Angelo Mancuso si spinge verso quelle configurazioni attraverso allusioni: la madre è Sicana per indicare quella fuga nel tempo che va molto oltre i pochi millenni di cui si sono conservate tracce scritte, e di cui si indovinano i tratti nelle tradizioni mitiche.
La madre che sta in cucina è la dispensatrice della sussistenza a cui tutto si deve: la vita e la morte (Althea uccise il figlio come tante eroine dei miti e delle favole).
Questi rapporti indiscutibili si sono conservati nella mentalità primitiva che alloggia tra di noi nei raggruppamenti umani che ripetono modi del pensiero selvaggio: “Che ti pare? Che la vita è come un vestito che si può cambiare a piacimento ah?: sono le parole di una madre preistorica che ritornano nella “Consegna”: “Hai un solo dovere, un dovere preciso, un comandamento che ti viene dal sangue che ti scorre nelle vene…”
Eccoli i tratti che abbiamo dovuto richiamare nella premessa dall’apparenza etnografica. Nel sistema arcaico le leggi non sono illuministiche, ma pratiche, non dettate dal legislatore, ma dal padre.
“Zia Carmè, se me lo permettesse vorrei essere io a fare giustizia…” dice un picciotto nel Rifiuto e la “giustizia” è quella che ormai si chiama omicidio premeditato e aggravato. Ma questa definizione risale al codice di Solone o a quello di Mosé o di Hamurrapi: tre o quattro millenni scarsi dell’evoluzione umana. Prima, quello che divenne il ius stabilito dagli dei per l’intero popolo, era la “salvezza” del singolo clan, conquistata ferocemente a danno dei clan rivali e di volta in volta indicata da chi deteneva il potere (il patriarca nelle società pastorali, la matriarca in quelle dei primordi agricoli). L’obiettivo era la salvezza del piccolo gruppo: la Nazione, lo Stato, l’umanità, non avevano neanche un nome.

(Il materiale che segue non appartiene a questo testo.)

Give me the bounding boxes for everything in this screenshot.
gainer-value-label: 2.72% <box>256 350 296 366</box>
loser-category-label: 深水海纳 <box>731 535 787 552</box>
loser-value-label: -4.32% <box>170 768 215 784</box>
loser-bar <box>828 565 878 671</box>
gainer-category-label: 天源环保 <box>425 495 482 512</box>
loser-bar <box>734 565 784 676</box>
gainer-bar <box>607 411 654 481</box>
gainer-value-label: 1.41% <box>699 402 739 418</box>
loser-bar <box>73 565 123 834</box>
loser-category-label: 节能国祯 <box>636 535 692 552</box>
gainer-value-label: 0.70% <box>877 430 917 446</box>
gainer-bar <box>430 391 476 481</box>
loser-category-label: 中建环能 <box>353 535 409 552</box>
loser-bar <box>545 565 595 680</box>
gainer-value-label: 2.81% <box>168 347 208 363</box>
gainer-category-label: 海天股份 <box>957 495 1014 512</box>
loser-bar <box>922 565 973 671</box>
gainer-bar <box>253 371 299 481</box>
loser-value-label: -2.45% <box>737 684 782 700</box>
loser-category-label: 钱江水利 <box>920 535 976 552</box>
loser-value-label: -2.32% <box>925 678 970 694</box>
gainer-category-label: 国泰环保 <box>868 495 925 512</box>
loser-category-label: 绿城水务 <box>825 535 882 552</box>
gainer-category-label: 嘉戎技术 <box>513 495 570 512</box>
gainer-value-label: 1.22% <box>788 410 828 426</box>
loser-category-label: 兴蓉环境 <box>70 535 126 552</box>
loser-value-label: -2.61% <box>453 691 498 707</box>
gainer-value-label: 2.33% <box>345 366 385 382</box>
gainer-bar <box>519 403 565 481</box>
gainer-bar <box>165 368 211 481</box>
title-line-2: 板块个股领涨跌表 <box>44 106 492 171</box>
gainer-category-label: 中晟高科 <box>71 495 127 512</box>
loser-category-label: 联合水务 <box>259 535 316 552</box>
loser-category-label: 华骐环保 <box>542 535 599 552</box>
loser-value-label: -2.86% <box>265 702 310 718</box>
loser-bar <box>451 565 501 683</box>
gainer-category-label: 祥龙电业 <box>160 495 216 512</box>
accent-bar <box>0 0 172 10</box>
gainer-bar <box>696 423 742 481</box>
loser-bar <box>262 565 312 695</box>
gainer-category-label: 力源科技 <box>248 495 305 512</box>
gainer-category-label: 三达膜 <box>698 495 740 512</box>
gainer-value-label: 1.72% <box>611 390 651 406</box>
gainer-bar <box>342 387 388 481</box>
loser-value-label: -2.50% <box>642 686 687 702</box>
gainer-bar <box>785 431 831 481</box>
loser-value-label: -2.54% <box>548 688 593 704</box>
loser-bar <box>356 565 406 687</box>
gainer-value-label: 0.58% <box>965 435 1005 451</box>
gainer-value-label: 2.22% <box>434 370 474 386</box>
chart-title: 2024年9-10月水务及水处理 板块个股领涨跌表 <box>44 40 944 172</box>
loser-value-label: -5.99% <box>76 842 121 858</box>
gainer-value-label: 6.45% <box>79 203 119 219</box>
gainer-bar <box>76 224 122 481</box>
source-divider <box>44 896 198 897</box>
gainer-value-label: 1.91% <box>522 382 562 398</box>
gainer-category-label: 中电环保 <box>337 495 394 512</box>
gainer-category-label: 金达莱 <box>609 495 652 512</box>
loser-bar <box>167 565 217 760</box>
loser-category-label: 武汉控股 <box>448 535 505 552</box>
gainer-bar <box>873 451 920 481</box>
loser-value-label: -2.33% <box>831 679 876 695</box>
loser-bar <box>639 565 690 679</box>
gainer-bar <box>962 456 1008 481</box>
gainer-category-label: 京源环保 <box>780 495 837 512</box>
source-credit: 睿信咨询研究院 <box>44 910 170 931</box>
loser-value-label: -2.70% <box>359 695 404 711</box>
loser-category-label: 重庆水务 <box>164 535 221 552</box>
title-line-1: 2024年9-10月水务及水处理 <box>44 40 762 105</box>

Parlare di questi temi richiederebbe lunghissimi studi e moltissimo tempo che ovviamente la prassi giudiziaria e l’indagine sociale odierna non può permettersi. Ma nella Trilogia di Angelo Mancuso, fine osservatore e intelligente drammaturgo, tutti questi temi sono analizzati con lucidissima sintesi.
Se si portassero sulle scene potrebbero costituire quella illustrazione della civiltà che molti denunciatori superficiali continuano a strombazzare senza nulla fare per spiegare la sopravvivenza del sistema tribale e dunque analizzarne i rimedi.